Recently, a fellow Quora member asked me a question – How does one best deal with a chip on their shoulder (give up righteousness and learn humility)? The person posting the question further adds: “I have grown a chip on my shoulder. It’s not something I’m proud of, but it has born over years and, whether I like it or not, it is there. Perhaps it will go away with time, but right now, it’s apparent in the right conditions. While I don’t overreact or lose my cool, when pressed on a question I will be calm but remarkably forthright in my language. I am aware enough to realize that this isn’t healthy, so I’m looking for techniques and ideas to overcome this, though I realize it could take some time.”
Here’s my response which I believe will help all of us.
Congratulations, you are on to a great start. Having awareness is half the problem solved. Also thank you, because recently I have been feeling that I needed to learn true humility too! That has been on my mind now for some time as my next spiritual challenge. The signs that I need to learn humility are around me everywhere. Given that I am on the same journey in some ways, does not make me the best person to answer your question but I will give me 2 cents – who knows something might be helpful and I will learn in the process.

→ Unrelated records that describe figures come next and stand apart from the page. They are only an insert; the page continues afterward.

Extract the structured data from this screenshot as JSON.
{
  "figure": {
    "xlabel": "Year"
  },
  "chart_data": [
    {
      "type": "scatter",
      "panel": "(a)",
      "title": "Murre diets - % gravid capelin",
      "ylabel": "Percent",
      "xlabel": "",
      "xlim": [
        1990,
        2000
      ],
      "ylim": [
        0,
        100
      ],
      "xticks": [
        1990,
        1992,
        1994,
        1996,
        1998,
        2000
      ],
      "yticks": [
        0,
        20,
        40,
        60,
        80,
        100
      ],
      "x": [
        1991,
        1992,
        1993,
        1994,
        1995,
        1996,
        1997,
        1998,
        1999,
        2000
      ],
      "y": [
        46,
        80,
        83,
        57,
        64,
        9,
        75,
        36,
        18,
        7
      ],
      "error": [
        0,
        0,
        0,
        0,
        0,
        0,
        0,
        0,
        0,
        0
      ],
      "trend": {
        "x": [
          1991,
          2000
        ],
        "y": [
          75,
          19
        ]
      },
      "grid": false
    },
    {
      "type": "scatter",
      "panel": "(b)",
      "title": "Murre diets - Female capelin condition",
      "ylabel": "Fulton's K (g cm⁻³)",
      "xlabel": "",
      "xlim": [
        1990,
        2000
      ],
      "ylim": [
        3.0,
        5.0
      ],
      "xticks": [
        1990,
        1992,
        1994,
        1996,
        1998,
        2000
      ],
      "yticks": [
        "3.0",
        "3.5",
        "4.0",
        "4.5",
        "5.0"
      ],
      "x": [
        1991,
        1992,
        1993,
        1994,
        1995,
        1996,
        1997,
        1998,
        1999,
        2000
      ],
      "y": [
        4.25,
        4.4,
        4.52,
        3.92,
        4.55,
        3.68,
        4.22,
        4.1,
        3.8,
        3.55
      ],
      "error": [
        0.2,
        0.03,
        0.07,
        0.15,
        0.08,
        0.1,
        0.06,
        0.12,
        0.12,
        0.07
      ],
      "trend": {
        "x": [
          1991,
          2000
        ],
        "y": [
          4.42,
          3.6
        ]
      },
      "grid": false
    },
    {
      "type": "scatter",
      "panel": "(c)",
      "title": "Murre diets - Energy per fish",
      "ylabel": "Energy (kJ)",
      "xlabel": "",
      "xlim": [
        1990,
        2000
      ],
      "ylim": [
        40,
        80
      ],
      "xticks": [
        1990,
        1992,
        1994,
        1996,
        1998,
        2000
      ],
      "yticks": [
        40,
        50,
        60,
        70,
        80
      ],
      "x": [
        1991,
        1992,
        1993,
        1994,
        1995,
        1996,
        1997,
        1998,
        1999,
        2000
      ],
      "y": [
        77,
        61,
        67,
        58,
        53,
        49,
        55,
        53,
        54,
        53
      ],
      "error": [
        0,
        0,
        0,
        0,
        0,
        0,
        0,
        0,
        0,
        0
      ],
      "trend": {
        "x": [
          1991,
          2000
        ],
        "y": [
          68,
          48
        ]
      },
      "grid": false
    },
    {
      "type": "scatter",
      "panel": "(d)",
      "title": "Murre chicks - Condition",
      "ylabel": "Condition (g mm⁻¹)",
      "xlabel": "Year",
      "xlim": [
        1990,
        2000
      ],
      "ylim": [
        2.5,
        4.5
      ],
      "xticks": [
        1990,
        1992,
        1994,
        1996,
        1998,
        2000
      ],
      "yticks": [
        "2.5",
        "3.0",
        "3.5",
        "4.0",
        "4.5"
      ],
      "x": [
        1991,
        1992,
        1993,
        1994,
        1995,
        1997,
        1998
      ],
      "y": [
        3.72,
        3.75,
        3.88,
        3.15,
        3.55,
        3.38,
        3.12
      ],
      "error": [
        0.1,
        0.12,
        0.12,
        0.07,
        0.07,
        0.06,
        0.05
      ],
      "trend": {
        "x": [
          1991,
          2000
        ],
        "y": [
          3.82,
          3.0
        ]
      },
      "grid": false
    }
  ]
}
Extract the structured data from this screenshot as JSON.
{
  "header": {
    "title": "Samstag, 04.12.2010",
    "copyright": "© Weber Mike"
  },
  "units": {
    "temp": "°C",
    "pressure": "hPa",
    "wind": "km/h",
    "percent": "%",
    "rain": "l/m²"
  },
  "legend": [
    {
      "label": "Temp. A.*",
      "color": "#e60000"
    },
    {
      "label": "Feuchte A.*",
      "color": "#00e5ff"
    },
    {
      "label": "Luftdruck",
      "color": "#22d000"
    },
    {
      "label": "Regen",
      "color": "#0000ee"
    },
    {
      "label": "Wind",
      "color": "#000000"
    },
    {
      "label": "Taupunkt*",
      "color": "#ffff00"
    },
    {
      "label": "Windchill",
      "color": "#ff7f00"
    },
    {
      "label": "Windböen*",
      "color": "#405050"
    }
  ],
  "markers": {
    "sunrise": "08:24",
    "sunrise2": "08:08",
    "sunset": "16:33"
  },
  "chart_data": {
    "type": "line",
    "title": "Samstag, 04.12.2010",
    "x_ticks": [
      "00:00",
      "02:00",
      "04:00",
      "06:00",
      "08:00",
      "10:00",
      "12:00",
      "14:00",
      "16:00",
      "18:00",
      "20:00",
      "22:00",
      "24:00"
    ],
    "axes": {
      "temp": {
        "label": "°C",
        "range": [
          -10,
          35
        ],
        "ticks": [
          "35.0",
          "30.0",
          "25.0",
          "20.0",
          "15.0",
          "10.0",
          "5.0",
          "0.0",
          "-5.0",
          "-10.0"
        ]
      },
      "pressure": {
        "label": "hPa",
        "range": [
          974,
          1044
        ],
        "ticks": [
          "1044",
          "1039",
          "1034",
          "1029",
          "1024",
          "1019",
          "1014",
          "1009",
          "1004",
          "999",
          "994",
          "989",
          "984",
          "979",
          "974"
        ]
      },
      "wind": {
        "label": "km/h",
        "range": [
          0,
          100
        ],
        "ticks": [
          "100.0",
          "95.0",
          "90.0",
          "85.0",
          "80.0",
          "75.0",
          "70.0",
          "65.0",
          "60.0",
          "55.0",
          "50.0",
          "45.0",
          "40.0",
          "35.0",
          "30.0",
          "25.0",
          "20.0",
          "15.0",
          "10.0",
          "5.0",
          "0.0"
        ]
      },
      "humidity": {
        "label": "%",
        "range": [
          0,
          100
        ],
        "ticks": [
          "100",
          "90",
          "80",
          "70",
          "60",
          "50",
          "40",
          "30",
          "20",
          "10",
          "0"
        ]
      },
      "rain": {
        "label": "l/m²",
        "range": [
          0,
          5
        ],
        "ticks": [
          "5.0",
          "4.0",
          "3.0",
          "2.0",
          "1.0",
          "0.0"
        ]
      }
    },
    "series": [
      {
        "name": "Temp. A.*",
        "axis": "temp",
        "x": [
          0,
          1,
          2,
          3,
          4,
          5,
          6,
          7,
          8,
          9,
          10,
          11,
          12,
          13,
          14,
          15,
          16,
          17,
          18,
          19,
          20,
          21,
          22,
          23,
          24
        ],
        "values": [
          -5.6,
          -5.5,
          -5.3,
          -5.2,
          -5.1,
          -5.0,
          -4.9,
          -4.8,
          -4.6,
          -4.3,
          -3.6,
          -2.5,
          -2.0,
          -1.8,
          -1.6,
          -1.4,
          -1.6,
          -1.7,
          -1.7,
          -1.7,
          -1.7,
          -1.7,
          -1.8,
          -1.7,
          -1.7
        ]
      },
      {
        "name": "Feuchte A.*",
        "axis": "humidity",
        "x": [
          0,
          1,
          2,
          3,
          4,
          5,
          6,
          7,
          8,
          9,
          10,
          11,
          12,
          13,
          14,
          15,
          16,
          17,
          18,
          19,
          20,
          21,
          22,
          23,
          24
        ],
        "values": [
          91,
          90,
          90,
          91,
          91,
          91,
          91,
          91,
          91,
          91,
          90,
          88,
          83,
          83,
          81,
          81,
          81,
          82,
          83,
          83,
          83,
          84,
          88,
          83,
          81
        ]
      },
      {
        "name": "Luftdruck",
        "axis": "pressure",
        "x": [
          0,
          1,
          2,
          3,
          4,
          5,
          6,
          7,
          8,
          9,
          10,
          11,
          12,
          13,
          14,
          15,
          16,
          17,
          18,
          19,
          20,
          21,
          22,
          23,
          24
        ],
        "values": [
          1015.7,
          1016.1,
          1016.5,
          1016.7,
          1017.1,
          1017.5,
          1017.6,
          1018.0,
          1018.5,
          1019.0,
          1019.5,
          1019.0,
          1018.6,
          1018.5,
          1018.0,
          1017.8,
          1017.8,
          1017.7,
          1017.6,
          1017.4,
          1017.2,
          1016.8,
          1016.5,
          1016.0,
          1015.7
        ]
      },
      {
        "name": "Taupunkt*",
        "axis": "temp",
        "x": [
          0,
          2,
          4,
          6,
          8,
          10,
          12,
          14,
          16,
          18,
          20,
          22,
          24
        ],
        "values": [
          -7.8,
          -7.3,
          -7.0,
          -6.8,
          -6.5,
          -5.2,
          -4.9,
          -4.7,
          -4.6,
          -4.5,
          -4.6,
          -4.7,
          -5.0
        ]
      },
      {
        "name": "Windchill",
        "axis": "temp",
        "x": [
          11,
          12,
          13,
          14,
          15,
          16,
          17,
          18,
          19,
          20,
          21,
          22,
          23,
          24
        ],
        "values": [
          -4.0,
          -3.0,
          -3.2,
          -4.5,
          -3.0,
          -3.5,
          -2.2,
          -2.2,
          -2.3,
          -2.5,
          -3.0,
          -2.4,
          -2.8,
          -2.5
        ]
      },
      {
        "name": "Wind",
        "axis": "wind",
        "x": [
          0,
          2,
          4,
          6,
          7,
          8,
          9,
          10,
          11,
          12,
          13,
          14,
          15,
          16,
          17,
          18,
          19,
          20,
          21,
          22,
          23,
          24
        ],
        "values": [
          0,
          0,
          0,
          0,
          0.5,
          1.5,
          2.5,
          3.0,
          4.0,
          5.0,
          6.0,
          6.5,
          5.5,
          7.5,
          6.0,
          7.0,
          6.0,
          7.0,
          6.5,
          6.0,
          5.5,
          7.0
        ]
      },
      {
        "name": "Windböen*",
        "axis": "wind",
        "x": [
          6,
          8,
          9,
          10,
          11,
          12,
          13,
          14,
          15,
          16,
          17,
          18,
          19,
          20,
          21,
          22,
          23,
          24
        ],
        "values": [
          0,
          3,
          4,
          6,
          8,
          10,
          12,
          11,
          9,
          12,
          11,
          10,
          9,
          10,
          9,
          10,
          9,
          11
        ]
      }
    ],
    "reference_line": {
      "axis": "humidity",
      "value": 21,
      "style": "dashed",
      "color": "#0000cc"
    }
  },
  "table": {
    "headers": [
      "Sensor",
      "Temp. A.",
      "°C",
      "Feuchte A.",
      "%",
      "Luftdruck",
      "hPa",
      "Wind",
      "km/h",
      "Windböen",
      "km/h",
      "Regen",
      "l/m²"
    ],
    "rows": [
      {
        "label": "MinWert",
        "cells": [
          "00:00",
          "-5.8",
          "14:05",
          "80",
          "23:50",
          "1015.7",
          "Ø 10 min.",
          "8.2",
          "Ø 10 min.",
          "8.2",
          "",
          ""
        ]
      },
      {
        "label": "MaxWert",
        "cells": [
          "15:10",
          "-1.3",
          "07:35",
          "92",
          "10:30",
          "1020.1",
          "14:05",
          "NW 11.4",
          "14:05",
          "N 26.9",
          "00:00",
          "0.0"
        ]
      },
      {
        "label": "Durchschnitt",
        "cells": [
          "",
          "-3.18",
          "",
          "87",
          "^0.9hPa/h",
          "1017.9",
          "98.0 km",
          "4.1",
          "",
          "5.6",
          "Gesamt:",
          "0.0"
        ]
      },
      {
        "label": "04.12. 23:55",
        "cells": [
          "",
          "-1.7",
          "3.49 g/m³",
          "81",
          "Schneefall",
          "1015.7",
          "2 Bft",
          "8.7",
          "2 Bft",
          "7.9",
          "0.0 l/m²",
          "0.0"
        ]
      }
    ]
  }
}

The way I see it, we are all born joyous, pure and fearless. Kids are naturally kind and cooperative and do not understand differences between people based on race, religion, beauty, knowledge or any kind of superiority. You see they are pure joy! They are natural born and untouched by fear, doubt, ego, or biases.
Then well meaning parents teach them how to be competitive and teach them comparison by saying things like “my Tommy is the smartest kid in his class”. The world teaches us to succeed and we lose our humanity in the process. The kid learns to value grades, degrees, pay and more as indicator of self worth and not kindness and empathy.
Add to that we end up getting some life altering events such as losing a job, getting divorced and now suddenly again we have to be strong. Since we have started believing that “being strong and surviving and succeeding means competing” we compete hard for survival and that becomes our habit.
What we forget in this entire race is that we are here on earth not to survive or compete but to “grow our soul” by learning more human qualities. What we forget at the deep core of us is that there is enough of everything that everyone wants in reality and do not need to strive, struggle or compete to get what we need. We forget the fundamental truth of life and that is abundance!
So here is the path we have taken inadvertently:
Survival Fear -> Need for Strength -> Self Confidence -> Pride -> Competitiveness -> Righteousness (chip on the shoulder)
Now to specific things you can understand and do to (so can I) to remove the chip on your shoulder:
• Understand that no one starts there day thinking I am going to screw up today, mess around and be stupid – understand that all are trying their best they can and if it does not work for you, you have a choice of gracefully relating or not relating. What you do not have is a right to be righteous whereby you use them to feel better about yourself
- Everyone’s journey is unique and its half destiny and half free will – even if someone chooses not to use their free will to better themselves (soul) it’s their journey and the account is between them and the Universe
- You are enough – as you are! When we grow up without “total acceptance” we have to do things to get acceptance and love and we believe that we (and others) are not enough as they are and they need to do something, be certain way to get love and acceptance. That’s the biggest lie. We are all enough
- Understand that “true intentions” are always visible – we have started believing that if we position ourselves a certain way, if we can make people believe that we are awesome we will get more and will be happier. The truth is our deep intentions and feelings are always transparent and it may take time for some to realize but they will. Being righteous and condescending (in thoughts) is the worst kind of relationship karma
- You don’t owe anyone anything and neither do they owe you anything. Understand “individual rights and free will” to the absolute degree. To the degree where if they choose they can totally and completely screw up their lives and that’s fine too and probably has a spiritual reason behind. This does not give you a right to judge or be judged
Last but not the least
What we hate or dislike in others (the basis for chip on the shoulder) is really a part of us we do not like. See these feelings of “holier than thou” as a mirror to go deeper into who you really are and what you can learn for yourself.
Give yourself tons of “Self Love” so that you do not believe in “external validation” at all. So long as you believe in external validation, you are prone to judge and be judged.
I will end with a story of an African tribe that does the most beautiful thing. (Shared on Facebook by Page: “Sun Gazing”).
When someone does something hurtful and wrong, they take the person to the center of town, and the entire tribe comes and surrounds him. For two days they’ll tell the man every good thing he has ever done.
The tribe believes that every human being comes into the world as GOOD, each of us desiring safety, love, peace, happiness.
But sometimes in the pursuit of those things people make mistakes. The community sees misdeeds as a cry for help.
They band together for the sake of their fellow man to hold him up, to reconnect him with his true Nature, to remind him who he really is, until he fully remembers the truth from which he’d temporarily been disconnected: “I AM GOOD”.